Bug 66084

Summary: XML parser doesn't emit Fatal Error when HTTP charset=foo conflicts with BOM
Product: WebKit Reporter: Leif Halvard Silli <xn--mlform-iua>
Component: XMLAssignee: Nobody <webkit-unassigned>
Status: UNCONFIRMED ---    
Severity: Major CC: ap
Priority: P2    
Version: 528+ (Nightly build)   
Hardware: All   
OS: All   
URL: http://malform.no/testing/html5/bom/xml.html

Description Leif Halvard Silli 2011-08-11 12:24:37 PDT
ISSUE: 

   Webkit fails to ignore the BOM when the charset=foo attribute of the HTTP Content-Type: header conflicts with it. In other words: it lets the BOM take precedence over the HTTP Content-Type: header. NB: This bug is actually also present for *both* HTML and XML. Of course, the BOM is not actually the BOM unless the the document is uses an encoding which includes the BOM. And hence, if the HTTP Content-Type: says "ISO-8859-1" while the document contains the BOM, then - according to current specs, the parser should emit a FATAL ERROR.

BACKGROUND:

  See section 4.3.3 of the XML 1.0 spec.

WAYS TO REPRODUCE THIS BUG:

* Visit http://malform.no/testing/html5/bom/xml.html
    That page is accompanied with a HTTP Content-Type: which says "application/xhtml+xml;charset=KOI8-r". However, internally the page is actually UTF-8 encoded, and - importantly - it also contains the BOM. But when read as KOI8-R encoded - as XML 1.0 requires, then the BOM becomes an illegal character before the DOCTYPE, which in turn should cause FATAL ERROR.
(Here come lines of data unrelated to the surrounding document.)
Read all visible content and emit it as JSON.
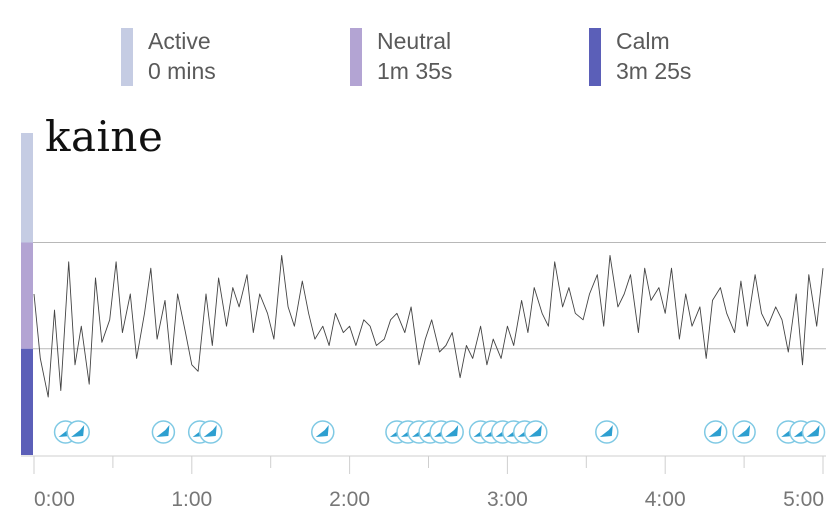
{
  "legend": {
    "items": [
      {
        "label": "Active",
        "value": "0 mins",
        "color": "#c5cce3"
      },
      {
        "label": "Neutral",
        "value": "1m 35s",
        "color": "#b3a4d3"
      },
      {
        "label": "Calm",
        "value": "3m 25s",
        "color": "#5b5fb8"
      }
    ]
  },
  "chart_data": {
    "type": "line",
    "title": "kaine",
    "xlabel": "",
    "ylabel": "",
    "x_unit": "minutes",
    "xlim": [
      0,
      5
    ],
    "x_ticks": [
      "0:00",
      "1:00",
      "2:00",
      "3:00",
      "4:00",
      "5:00"
    ],
    "zones": [
      {
        "name": "Active",
        "color": "#c5cce3"
      },
      {
        "name": "Neutral",
        "color": "#b3a4d3"
      },
      {
        "name": "Calm",
        "color": "#5b5fb8"
      }
    ],
    "ylim": [
      0,
      100
    ],
    "zone_bounds": [
      [
        66,
        100
      ],
      [
        33,
        66
      ],
      [
        0,
        33
      ]
    ],
    "series": [
      {
        "color": "#444444",
        "x": [
          0.0,
          0.04,
          0.09,
          0.13,
          0.17,
          0.22,
          0.26,
          0.3,
          0.35,
          0.39,
          0.43,
          0.48,
          0.52,
          0.56,
          0.61,
          0.65,
          0.7,
          0.74,
          0.78,
          0.83,
          0.87,
          0.91,
          0.96,
          1.0,
          1.04,
          1.09,
          1.13,
          1.17,
          1.22,
          1.26,
          1.3,
          1.35,
          1.39,
          1.43,
          1.48,
          1.52,
          1.57,
          1.61,
          1.65,
          1.7,
          1.74,
          1.78,
          1.83,
          1.87,
          1.91,
          1.96,
          2.0,
          2.04,
          2.09,
          2.13,
          2.17,
          2.22,
          2.26,
          2.3,
          2.35,
          2.39,
          2.44,
          2.48,
          2.52,
          2.57,
          2.61,
          2.65,
          2.7,
          2.74,
          2.78,
          2.83,
          2.87,
          2.91,
          2.96,
          3.0,
          3.04,
          3.09,
          3.13,
          3.17,
          3.22,
          3.26,
          3.3,
          3.35,
          3.39,
          3.43,
          3.48,
          3.52,
          3.57,
          3.61,
          3.65,
          3.7,
          3.74,
          3.78,
          3.83,
          3.87,
          3.91,
          3.96,
          4.0,
          4.04,
          4.09,
          4.13,
          4.17,
          4.22,
          4.26,
          4.3,
          4.35,
          4.39,
          4.44,
          4.48,
          4.52,
          4.57,
          4.61,
          4.65,
          4.7,
          4.74,
          4.78,
          4.83,
          4.87,
          4.91,
          4.96,
          5.0
        ],
        "y": [
          50,
          30,
          18,
          45,
          20,
          60,
          28,
          40,
          22,
          55,
          35,
          42,
          60,
          38,
          50,
          30,
          44,
          58,
          36,
          48,
          28,
          50,
          38,
          28,
          26,
          50,
          34,
          55,
          40,
          52,
          46,
          56,
          38,
          50,
          44,
          36,
          62,
          46,
          40,
          54,
          44,
          36,
          40,
          34,
          44,
          38,
          40,
          34,
          42,
          40,
          34,
          36,
          42,
          44,
          38,
          46,
          28,
          36,
          42,
          32,
          34,
          38,
          24,
          34,
          30,
          40,
          28,
          36,
          30,
          40,
          34,
          48,
          38,
          52,
          44,
          40,
          60,
          46,
          52,
          44,
          42,
          50,
          56,
          40,
          62,
          46,
          50,
          56,
          38,
          58,
          48,
          52,
          44,
          58,
          36,
          50,
          40,
          46,
          30,
          48,
          52,
          44,
          38,
          54,
          40,
          56,
          44,
          40,
          46,
          42,
          32,
          50,
          28,
          56,
          40,
          58
        ]
      }
    ],
    "markers_x": [
      0.2,
      0.28,
      0.82,
      1.05,
      1.12,
      1.83,
      2.3,
      2.37,
      2.44,
      2.51,
      2.58,
      2.65,
      2.83,
      2.9,
      2.97,
      3.04,
      3.11,
      3.18,
      3.63,
      4.32,
      4.5,
      4.78,
      4.86,
      4.94
    ]
  }
}
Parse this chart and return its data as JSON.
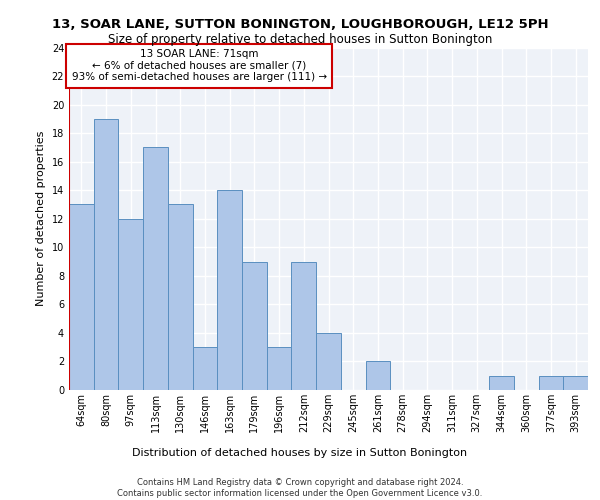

EXPECTED RESULT:  Webkit should obey the charset info in the HTTP Content-Type: header w.r.t. the encoding. Hence it should emit a FATAL ERROR.
  
ACTUAL RESULT:  Webkit instead ignores the charset info in the HTTP Content-Type: header and obeys the BOM.

COMMENTS:

[OTHER PARSERS:] Firefox does not have this bug. Opera does also not have this bug (unless the user manually overrides the encoding - which is another bug and one that it shares with Webkit). And xmllib2 also does not have this bug. But it seems that IE9 has this bug too. In fact, there are a few XML parsers with similar issues, for more data, read http://www.w3.org/Bugs/Public/show_bug.cgi?id=12897 (As noted in that bug, I wonder if the Webkit behaviour should become the correct one ... But so far it hasn't happened - and I know about at least one parser [Xerces C++] which is aligning with the specs.)
Comment 1 Alexey Proskuryakov 2011-08-12 21:45:11 PDT
A BOM is most authoritative indication of encoding, because there are few ways to get it wrong. It's much easier to get an encoding declaration or an HTTP header wrong.

There are some synthetic examples of strings in other encodings that can be mistaken for a BOM, but it hasn't been a practical issue.
Comment 2 Leif Halvard Silli 2011-08-13 13:37:56 PDT
(In reply to comment #1)
> A BOM is most authoritative indication of encoding, because there are few ways to get it wrong. It's much easier to get an encoding declaration or an HTTP header wrong.
> 
> There are some synthetic examples of strings in other encodings that can be mistaken for a BOM, but it hasn't been a practical issue.

I see your point.

But if this is Webkit's position, then I recomend to state this in W3_bug_12897 (<http://www.w3.org/Bugs/Public/show_bug.cgi?id=12897>) and to also file a bug against XML 1.0!

Alternatively, Webkit's XML parser could remove support for all encodings except for those for which XML 1.0 requires support: UTF-8 and UTF-16. Then you could support, at least *those* encodings correctly!

IMHO, a valid reason to not listen to Webkit, if you should want to change HTML5 and XML 1.0 to behave like Webkit currently behaves w.r.t. HTTP and the BOM, is that Webkit have so many errors  when it comes to encodings in XML files: You do not properly treat UTF-8 as the default encoding and you do almost never emit fatal error (see the other bugs I filed recently). 

Thus, to support your position on the BOM when HTTP conflicts with it, would be to simultaneously silently support the way Webkit in general treats encodings for XML files. It would be to "cave in" to Webkit's current possition, which seems to be that 

  a) encodings in XML and HTML should behave the same way - the HTML way
  b) there is no real encoding default for XML files, except when there is a BOM

To add a point c)

  c) always adhere to HTTP  except when there is a BOM

beomes too much, I am afraid. May be c) is useful - I am seriously considering that it is! (See the W3C bug I pointed to above.) But unless Webkit properly support the rest of the encodings rules, then at least Webkit's position does not sound very credible to me.